The fourth course was the "entree". It was a lamb shoulder, slow braised and served with sweet potatoes and almonds. It sounds simple right? Wrong. Once again something so simple was SO complex. The lamb was perfect, fall of the bone tender. And next time I cook a lamb shank I will certainly be serving it with sweet potatoes and almonds. I'll never get the sauce down but if I can get even close to the flavor profile the chef created in this dish I'll have won...sweet, smoky, creamy yet robust. Heck yes folks...yummy in my tummy.
For dessert they offered a banana dish. It was a banana, sitting atop a chocolate concoction, sitting atop a vanilla wafer, all sitting amidst a layer of passion fruit sauce. The hubby wasn't as impressed as I was with the dessert. He liked it, but I loved that sauce SO very much that I had to give the dish two thumbs up. Once more, I have no idea how they made such a simple thing so delicious, but I guess that's why they own a restaurant and I just eat there.

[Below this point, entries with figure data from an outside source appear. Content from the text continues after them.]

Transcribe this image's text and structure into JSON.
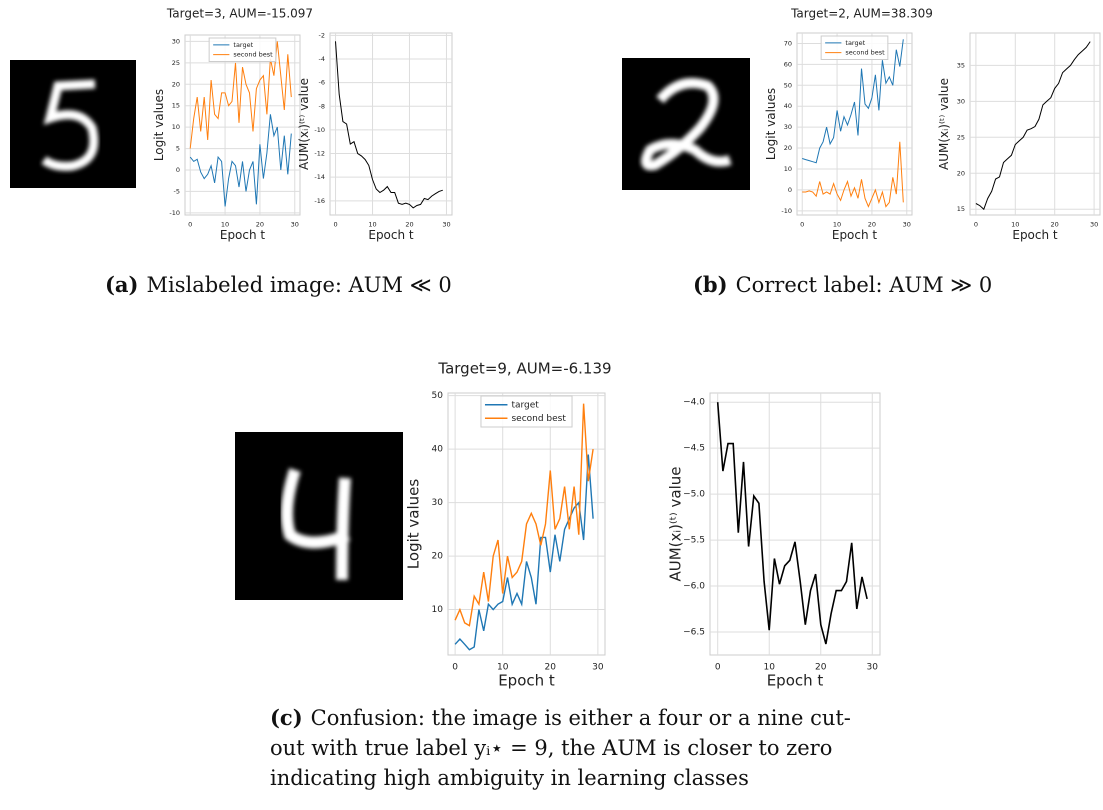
{
  "chart_data": [
    {
      "type": "line",
      "title": "Target=3, AUM=-15.097",
      "xlabel": "Epoch t",
      "ylabel": "Logit values",
      "legend": "upper center",
      "grid": true,
      "x": [
        0,
        1,
        2,
        3,
        4,
        5,
        6,
        7,
        8,
        9,
        10,
        11,
        12,
        13,
        14,
        15,
        16,
        17,
        18,
        19,
        20,
        21,
        22,
        23,
        24,
        25,
        26,
        27,
        28,
        29
      ],
      "series": [
        {
          "name": "target",
          "color": "#1f77b4",
          "values": [
            3,
            2,
            2.5,
            -0.5,
            -2,
            -1,
            1,
            -3,
            3,
            2,
            -8.5,
            -2,
            2,
            1,
            -4,
            2,
            -5,
            0,
            2,
            -8,
            6,
            -2,
            4,
            13,
            8,
            10,
            0,
            8,
            -1,
            8.5
          ]
        },
        {
          "name": "second best",
          "color": "#ff7f0e",
          "values": [
            5,
            12,
            17,
            9,
            17,
            7,
            21,
            13,
            12,
            18,
            18,
            15,
            16,
            25,
            11,
            24,
            20,
            18,
            9,
            19,
            21,
            22,
            13,
            26,
            22,
            30,
            22,
            14,
            27,
            17
          ]
        }
      ],
      "xlim": [
        -1.5,
        31.5
      ],
      "xticks": [
        0,
        10,
        20,
        30
      ],
      "ylim": [
        -10.5,
        31.5
      ],
      "yticks": [
        -10,
        -5,
        0,
        5,
        10,
        15,
        20,
        25,
        30
      ]
    },
    {
      "type": "line",
      "xlabel": "Epoch t",
      "ylabel": "AUM(xᵢ)⁽ᵗ⁾ value",
      "grid": true,
      "x": [
        0,
        1,
        2,
        3,
        4,
        5,
        6,
        7,
        8,
        9,
        10,
        11,
        12,
        13,
        14,
        15,
        16,
        17,
        18,
        19,
        20,
        21,
        22,
        23,
        24,
        25,
        26,
        27,
        28,
        29
      ],
      "series": [
        {
          "name": "AUM",
          "color": "#000000",
          "values": [
            -2.5,
            -7,
            -9.3,
            -9.5,
            -11.2,
            -11,
            -12,
            -12.2,
            -12.5,
            -13,
            -14.2,
            -15,
            -15.3,
            -15.1,
            -14.8,
            -15.3,
            -15.3,
            -16.2,
            -16.3,
            -16.2,
            -16.3,
            -16.6,
            -16.4,
            -16.3,
            -15.8,
            -15.9,
            -15.6,
            -15.4,
            -15.2,
            -15.1
          ]
        }
      ],
      "xlim": [
        -1.5,
        31.5
      ],
      "xticks": [
        0,
        10,
        20,
        30
      ],
      "ylim": [
        -17.2,
        -1.8
      ],
      "yticks": [
        -16,
        -14,
        -12,
        -10,
        -8,
        -6,
        -4,
        -2
      ]
    },
    {
      "type": "line",
      "title": "Target=2, AUM=38.309",
      "xlabel": "Epoch t",
      "ylabel": "Logit values",
      "legend": "upper center",
      "grid": true,
      "x": [
        0,
        1,
        2,
        3,
        4,
        5,
        6,
        7,
        8,
        9,
        10,
        11,
        12,
        13,
        14,
        15,
        16,
        17,
        18,
        19,
        20,
        21,
        22,
        23,
        24,
        25,
        26,
        27,
        28,
        29
      ],
      "series": [
        {
          "name": "target",
          "color": "#1f77b4",
          "values": [
            15,
            14.5,
            14,
            13.5,
            13,
            20,
            23,
            30,
            22,
            25,
            38,
            28,
            35,
            31,
            36,
            42,
            26,
            58,
            41,
            39,
            44,
            55,
            38,
            62,
            51,
            54,
            50,
            67,
            59,
            72
          ]
        },
        {
          "name": "second best",
          "color": "#ff7f0e",
          "values": [
            -1,
            -1,
            -0.5,
            -1,
            -3,
            4,
            -2,
            -1,
            -2,
            3,
            -2,
            -5,
            0,
            4,
            -3,
            1,
            -4,
            5,
            -4,
            -8,
            -4,
            0,
            -6,
            -1,
            -8,
            -6,
            6,
            -2,
            23,
            -6
          ]
        }
      ],
      "xlim": [
        -1.5,
        31.5
      ],
      "xticks": [
        0,
        10,
        20,
        30
      ],
      "ylim": [
        -12,
        75
      ],
      "yticks": [
        -10,
        0,
        10,
        20,
        30,
        40,
        50,
        60,
        70
      ]
    },
    {
      "type": "line",
      "xlabel": "Epoch t",
      "ylabel": "AUM(xᵢ)⁽ᵗ⁾ value",
      "grid": true,
      "x": [
        0,
        1,
        2,
        3,
        4,
        5,
        6,
        7,
        8,
        9,
        10,
        11,
        12,
        13,
        14,
        15,
        16,
        17,
        18,
        19,
        20,
        21,
        22,
        23,
        24,
        25,
        26,
        27,
        28,
        29
      ],
      "series": [
        {
          "name": "AUM",
          "color": "#000000",
          "values": [
            15.8,
            15.5,
            15,
            16.5,
            17.5,
            19.2,
            19.5,
            21.5,
            22,
            22.5,
            24,
            24.5,
            25,
            26,
            26.2,
            26.5,
            27.5,
            29.5,
            30,
            30.5,
            31.8,
            32.5,
            34,
            34.5,
            35,
            35.8,
            36.5,
            37,
            37.5,
            38.3
          ]
        }
      ],
      "xlim": [
        -1.5,
        31.5
      ],
      "xticks": [
        0,
        10,
        20,
        30
      ],
      "ylim": [
        14.2,
        39.5
      ],
      "yticks": [
        15,
        20,
        25,
        30,
        35
      ]
    },
    {
      "type": "line",
      "title": "Target=9, AUM=-6.139",
      "xlabel": "Epoch t",
      "ylabel": "Logit values",
      "legend": "upper center",
      "grid": true,
      "x": [
        0,
        1,
        2,
        3,
        4,
        5,
        6,
        7,
        8,
        9,
        10,
        11,
        12,
        13,
        14,
        15,
        16,
        17,
        18,
        19,
        20,
        21,
        22,
        23,
        24,
        25,
        26,
        27,
        28,
        29
      ],
      "series": [
        {
          "name": "target",
          "color": "#1f77b4",
          "values": [
            3.5,
            4.5,
            3.5,
            2.5,
            3,
            10,
            6,
            11,
            10,
            11,
            11.5,
            16,
            11,
            13,
            11,
            19,
            16,
            11,
            23.5,
            23.5,
            17,
            24,
            19,
            25,
            27,
            29,
            30,
            23,
            39,
            27
          ]
        },
        {
          "name": "second best",
          "color": "#ff7f0e",
          "values": [
            8,
            10,
            7.5,
            7,
            12.5,
            11,
            17,
            11.5,
            20,
            23,
            13,
            20,
            16,
            17,
            19,
            26,
            28,
            26,
            22,
            26,
            36,
            25,
            27,
            33,
            25,
            33,
            24,
            48.5,
            34,
            40
          ]
        }
      ],
      "xlim": [
        -1.5,
        31.5
      ],
      "xticks": [
        0,
        10,
        20,
        30
      ],
      "ylim": [
        1.5,
        50.5
      ],
      "yticks": [
        10,
        20,
        30,
        40,
        50
      ]
    },
    {
      "type": "line",
      "xlabel": "Epoch t",
      "ylabel": "AUM(xᵢ)⁽ᵗ⁾ value",
      "grid": true,
      "x": [
        0,
        1,
        2,
        3,
        4,
        5,
        6,
        7,
        8,
        9,
        10,
        11,
        12,
        13,
        14,
        15,
        16,
        17,
        18,
        19,
        20,
        21,
        22,
        23,
        24,
        25,
        26,
        27,
        28,
        29
      ],
      "series": [
        {
          "name": "AUM",
          "color": "#000000",
          "values": [
            -4,
            -4.75,
            -4.45,
            -4.45,
            -5.42,
            -4.65,
            -5.57,
            -5.02,
            -5.1,
            -5.95,
            -6.48,
            -5.7,
            -5.98,
            -5.78,
            -5.72,
            -5.52,
            -5.95,
            -6.42,
            -6.05,
            -5.87,
            -6.42,
            -6.63,
            -6.3,
            -6.05,
            -6.05,
            -5.95,
            -5.53,
            -6.25,
            -5.9,
            -6.14
          ]
        }
      ],
      "xlim": [
        -1.5,
        31.5
      ],
      "xticks": [
        0,
        10,
        20,
        30
      ],
      "ylim": [
        -6.75,
        -3.9
      ],
      "yticks": [
        {
          "value": -6.5,
          "label": "−6.5"
        },
        {
          "value": -6,
          "label": "−6.0"
        },
        {
          "value": -5.5,
          "label": "−5.5"
        },
        {
          "value": -5,
          "label": "−5.0"
        },
        {
          "value": -4.5,
          "label": "−4.5"
        },
        {
          "value": -4,
          "label": "−4.0"
        }
      ]
    }
  ],
  "captions": [
    {
      "label": "(a)",
      "text": "Mislabeled image: AUM ≪ 0"
    },
    {
      "label": "(b)",
      "text": "Correct label: AUM ≫ 0"
    },
    {
      "label": "(c)",
      "text": "Confusion: the image is either a four or a nine cut-out with true label yᵢ⋆ = 9, the AUM is closer to zero indicating high ambiguity in learning classes"
    }
  ]
}
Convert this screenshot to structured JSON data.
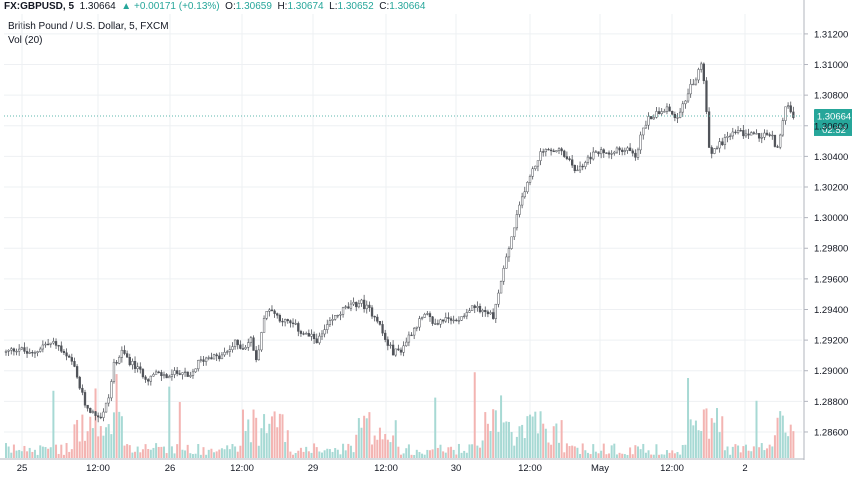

When the meal was finished we put our hands on our bellies and let out a sigh of content. Not only did we experience a new cuisine, with new flavor profiles and new cooking techniques, but we also discovered new ingredients that we will surely seek out and use in our everyday cooking. Of course our cooking won't compare to that of KooZeeDoo. I don't often say that a chef is a true artist, but this chef prepared a masterpiece for us that evening. So like I always say, get out there and try something new...and if I were you...I would try KooZeeDoo.